AAAmore cercasi.
Di cuoricini, centri massaggi e altre avversità
Che fine ha fatto l’amore? Dov’è svanito nell’era della caccia grossa su Tinder, dei cuoricini che si gonfiano al randomico scorrere di natiche su Instagram, delle relazioni che sbocciano immature fra ragazzini capaci di tutto ma incapaci di “agganciare” un coetaneo ad una festa se non c’è di mezzo un touchscreen? Ma soprattutto, che fine ha fatto l’amore ai tempi dei centri massaggi cinesi, là dove la più genuina delle manifestazioni amorose – il sesso – viene banalizzata fra un neon a intermittenza e una parete verniciata di fucsia?
Saremo più forti noi romantici senza speranza cresciuti a pane e favole da nonni e genitori che sono stati modelli di complicità oggi apparentemente inimitabili?
Può – la notizia della chiusura di 22 centri massaggi fra città e provincia da parte della Guardia di Finanza, che ha così sgominato un vero e proprio giro di sfruttamento della prostituzione – restituire fiducia e speranza a quegli inguaribili romantici che continuano a scorgere nel bambinesco batticuore del sentimento il motore di questo mondo? Possiamo gioire, oggi, noi teneri portabandiera delle emozioni? Saremo più forti noi romantici senza speranza cresciuti a pane e favole da nonni e genitori che sono stati modelli di complicità oggi apparentemente inimitabili? Possiamo dire che un colpo mortale è stato assestato a danno della parte marcia di questo universo? Purtroppo no, perché la penuria di sentimenti che ci circonda persisterà.

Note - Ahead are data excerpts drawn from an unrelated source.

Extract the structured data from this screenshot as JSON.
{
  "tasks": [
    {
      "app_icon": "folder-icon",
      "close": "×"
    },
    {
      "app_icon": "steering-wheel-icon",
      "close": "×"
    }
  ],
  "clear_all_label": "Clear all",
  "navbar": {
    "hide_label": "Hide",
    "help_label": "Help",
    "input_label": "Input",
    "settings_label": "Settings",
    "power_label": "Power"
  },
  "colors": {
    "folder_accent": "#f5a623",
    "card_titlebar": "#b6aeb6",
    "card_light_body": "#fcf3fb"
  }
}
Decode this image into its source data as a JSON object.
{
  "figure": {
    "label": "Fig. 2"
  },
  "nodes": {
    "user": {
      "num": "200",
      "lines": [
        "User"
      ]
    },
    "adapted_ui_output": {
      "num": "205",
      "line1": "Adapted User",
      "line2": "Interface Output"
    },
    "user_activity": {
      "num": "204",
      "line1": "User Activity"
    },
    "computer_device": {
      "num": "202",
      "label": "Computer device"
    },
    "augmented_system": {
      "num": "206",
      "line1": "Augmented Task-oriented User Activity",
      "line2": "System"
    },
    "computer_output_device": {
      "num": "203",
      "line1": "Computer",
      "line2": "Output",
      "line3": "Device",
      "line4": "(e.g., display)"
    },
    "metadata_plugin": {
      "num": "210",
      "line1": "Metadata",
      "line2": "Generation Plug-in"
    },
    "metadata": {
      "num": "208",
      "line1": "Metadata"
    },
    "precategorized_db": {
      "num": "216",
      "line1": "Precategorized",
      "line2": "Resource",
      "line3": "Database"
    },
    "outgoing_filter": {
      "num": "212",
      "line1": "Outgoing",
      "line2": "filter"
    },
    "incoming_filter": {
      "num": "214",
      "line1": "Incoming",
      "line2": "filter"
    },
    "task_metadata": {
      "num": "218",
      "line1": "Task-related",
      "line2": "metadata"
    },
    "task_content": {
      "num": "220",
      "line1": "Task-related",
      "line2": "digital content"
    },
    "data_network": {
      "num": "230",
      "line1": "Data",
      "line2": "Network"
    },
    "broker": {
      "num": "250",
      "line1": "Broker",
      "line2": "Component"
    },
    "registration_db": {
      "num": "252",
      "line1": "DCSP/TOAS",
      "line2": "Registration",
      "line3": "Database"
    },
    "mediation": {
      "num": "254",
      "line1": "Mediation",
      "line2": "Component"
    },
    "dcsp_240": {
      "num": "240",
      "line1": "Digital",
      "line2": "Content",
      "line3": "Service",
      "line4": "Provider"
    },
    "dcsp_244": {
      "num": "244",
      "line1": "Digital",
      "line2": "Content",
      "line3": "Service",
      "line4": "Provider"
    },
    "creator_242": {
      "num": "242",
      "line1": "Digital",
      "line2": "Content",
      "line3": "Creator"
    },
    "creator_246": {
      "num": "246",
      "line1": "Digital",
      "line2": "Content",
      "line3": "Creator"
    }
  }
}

Di certo esultiamo all’idea di venticinque donne finalmente liberate dallo squallido giogo di sfruttamento che quotidianamente, da anni, le ha schiavizzate sotto i nostri occhi; possiamo anche illuderci che dai nastri apposti sulle vetrine rosa la città ne possa guadagnare in decoro, ma state ben certi che la fame d’amore di quest’epoca strana e un po’ sfigata, quella rimarrà e – senza apparente colpo ferire – continuerà a tormentarci. “Ché in fondo a prostitute ci si è sempre andati”, come vi diranno in tanti, quasi ad annacquare di ovvietà un’abitudine che è incontestabile espressione di disagio. È vero, anche se noi sentimentaloni continuiamo a rabbrividire, ma purtroppo oggi ci sono anche altri elementi che sembrano far apparire l’amore desueto e che dovrebbero farci drizzare le antenne.
Vi è mai capitato, ad esempio, di osservare i teenager in discoteca negli ultimi anni? Se ne stanno separati come alle lezioni di ginnastica di un tempo, senza che nessuno glielo chieda. Maschi da una parte, femmine dall’altra. Non si parlano, non ci riescono. Non si guardano in faccia, eppure poi magari finiscono nei bagni a fare sesso da lì a mezz’ora. L’approccio è da dietro, in pista. Nemmeno una parola: è l’amica che ti balla di fronte a dire se chi ti sta dietro è bello abbastanza da girarsi e dare il via alle danze. Beninteso, non c’è niente di più bello che scoprire le gioie dell’amore e del sesso, ma così ci si perde per strada tutto quel pacchetto emotivo che rende magico il sesso – con o senza amore – e che è fatto di curiosità, attesa, conquista, incertezza, aspettativa, delusione, gratificazione. Lo stomaco che si stringe, il cuore che rimbalza, la bocca che si asciuga.
Non è giusto demonizzare i social, la rete e tutti quei mezzi che inevitabilmente ci siamo abituati ad utilizzare come mezzo di relazione con l’altro, ma dovremmo stare più attenti che questi strumenti non prendano il sopravvento, soprattutto per i più giovani, su ogni altra modalità di relazione. Che si mantenga la capacità di fare un sorriso inaspettato, per strada o in corridoio, oltre a digitare una emoticon dopo l’altra. Che si continui a fare qualche telefonata, ogni tanto, oltre a scrivere lenzuolate di messaggi in chat. Che ci si ricordi di dire grazie, scusi e per favore, che anche questi sono gesti d’amore. E per quanto banali, sono vitali.